Shannon Page
Period 7
Advanced Composition
Sept. 16, 2009
Home
Nightfall presses the sun into the body of Mount Madison. The moon illuminates their abundance of love and the crisp air breathes heavy. The stars gaze down on us, emitting watts of positive vibes. I open my lungs and the mountain’s oxygen crawls in. I exhale, releasing more than my breath. I let out all the angst and negative vibes that puncture my serenity. I pick up rocks, and one by one throw them down the cliff. Every single one of them has a worry, a regret, or an anxiety attached to them. I am healing my wounds, one stone at a time. I throw, I sit, and I contemplate. Here on Chapel Rock, I am at one with myself.

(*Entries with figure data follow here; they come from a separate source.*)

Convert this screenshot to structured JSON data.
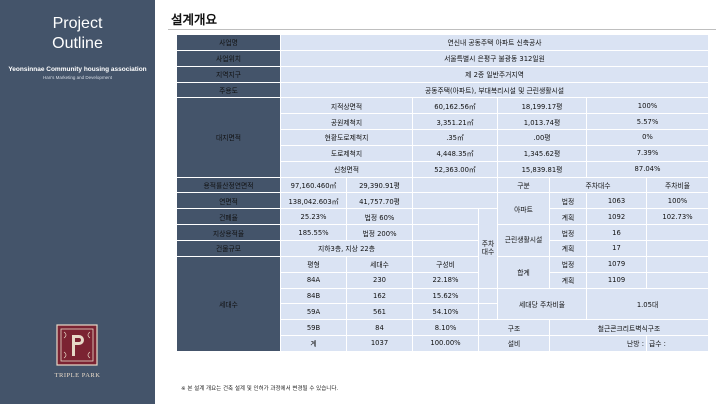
{
  "sidebar": {
    "title_line1": "Project",
    "title_line2": "Outline",
    "association": "Yeonsinnae Community housing association",
    "subtitle": "Han's Marketing and Development",
    "logo_text": "TRIPLE PARK",
    "logo_icon": "triple-park-monogram-icon"
  },
  "page": {
    "title": "설계개요",
    "footnote": "※ 본 설계 개요는 건축 설계 및 인허가 과정에서 변경될 수 있습니다."
  },
  "colors": {
    "header": "#44546a",
    "cell": "#dae3f3",
    "sidebar": "#44546a"
  },
  "labels": {
    "project_name": "사업명",
    "location": "사업위치",
    "district": "지역지구",
    "use": "주용도",
    "site_area": "대지면적",
    "floor_area_far": "용적률산정연면적",
    "total_floor_area": "연면적",
    "coverage": "건폐율",
    "far": "지상용적율",
    "scale": "건물규모",
    "households": "세대수",
    "parking": "주차대수"
  },
  "info": {
    "project_name": "연신내 공동주택 아파트 신축공사",
    "location": "서울특별시 은평구 불광동 312일원",
    "district": "제 2종 일반주거지역",
    "use": "공동주택(아파트), 부대복리시설 및 근린생활시설"
  },
  "site": [
    {
      "label": "지적상면적",
      "sqm": "60,162.56㎡",
      "pyeong": "18,199.17평",
      "ratio": "100%"
    },
    {
      "label": "공원제척지",
      "sqm": "3,351.21㎡",
      "pyeong": "1,013.74평",
      "ratio": "5.57%"
    },
    {
      "label": "현황도로제척지",
      "sqm": ".35㎡",
      "pyeong": ".00평",
      "ratio": "0%"
    },
    {
      "label": "도로제척지",
      "sqm": "4,448.35㎡",
      "pyeong": "1,345.62평",
      "ratio": "7.39%"
    },
    {
      "label": "신청면적",
      "sqm": "52,363.00㎡",
      "pyeong": "15,839.81평",
      "ratio": "87.04%"
    }
  ],
  "area": {
    "far_area_sqm": "97,160.460㎡",
    "far_area_pyeong": "29,390.91평",
    "total_sqm": "138,042.603㎡",
    "total_pyeong": "41,757.70평",
    "coverage": "25.23%",
    "coverage_legal": "법정 60%",
    "far": "185.55%",
    "far_legal": "법정 200%",
    "scale": "지하3층, 지상 22층"
  },
  "parking": {
    "header_type": "구분",
    "header_count": "주차대수",
    "header_ratio": "주차비율",
    "apt_label": "아파트",
    "apt_legal_label": "법정",
    "apt_legal": "1063",
    "apt_legal_ratio": "100%",
    "apt_plan_label": "계획",
    "apt_plan": "1092",
    "apt_plan_ratio": "102.73%",
    "retail_label": "근린생활시설",
    "retail_legal_label": "법정",
    "retail_legal": "16",
    "retail_plan_label": "계획",
    "retail_plan": "17",
    "total_label": "합계",
    "total_legal_label": "법정",
    "total_legal": "1079",
    "total_plan_label": "계획",
    "total_plan": "1109",
    "per_unit_label": "세대당 주차비율",
    "per_unit": "1.05대"
  },
  "units": {
    "headers": {
      "type": "평형",
      "count": "세대수",
      "ratio": "구성비"
    },
    "rows": [
      {
        "type": "84A",
        "count": "230",
        "ratio": "22.18%"
      },
      {
        "type": "84B",
        "count": "162",
        "ratio": "15.62%"
      },
      {
        "type": "59A",
        "count": "561",
        "ratio": "54.10%"
      },
      {
        "type": "59B",
        "count": "84",
        "ratio": "8.10%"
      }
    ],
    "total_label": "계",
    "total_count": "1037",
    "total_ratio": "100.00%"
  },
  "structure": {
    "label": "구조",
    "value": "철근콘크리트벽식구조",
    "equip_label": "설비",
    "heating_label": "난방 :",
    "water_label": "급수 :"
  }
}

On this hard surface, lies my core. My shell cracks open, scattering into the bowl of pine trees below. Here is where acceptance wraps its wings around me. It is comforting to know it is okay not knowing everything. This home teaches me that not having all the answers to my questions is fine. As I sit, this rock and ridge silently nurture me with positive affirmations. They are here to give me what I came for. They release a substance that is tempting to my body’s pours. My desperate heart can’t help but begin to absorb. It quenches my mind’s driving thirst for simplicity. Here, on this rock, on the peak of this mountain, everything makes sense. That is because I realize there is such little to actually understand. I begin to realize that my complications are self-inflicted. I throw a pebble down. I am at one with this mountain.
Up on this spot of the mountain I am a part of something bigger than myself. I grasp that I am not as important as sometimes I feel. The first time I realized this, I was up here, on Chapel Rock. A wave of disappointment and depression washed over me. I began a downward spiral of thoughts, questioning my own existence. However, I changed my mind’s direction. Soon the thought of being insignificant became comforting. Knowing that my troubles really don’t matter in the big picture felt relieving. Realizing that there are things bigger than my school’s daily gossip is enlightening. Since that day, I have lived a different lifestyle. I filled the hollow space in my body. I became the soil under my feet. The pine trees below me didn’t seem so far away, nor did the mountains. I was a part of the rain that was dripping down. I felt replenished.
When I finish my last moment of the year on Chapel Rock, drenched in love, I begin to walk down the trail. I follow the path through the school hallways, around my house, out in the fields for a year straight. Then I become drained. Just before I begin to wither away, Chapel Rock saves me. Summer rolls around and my parched body aches. I climb up to the peak of my mountain. I am reminded again that I am one with this earth.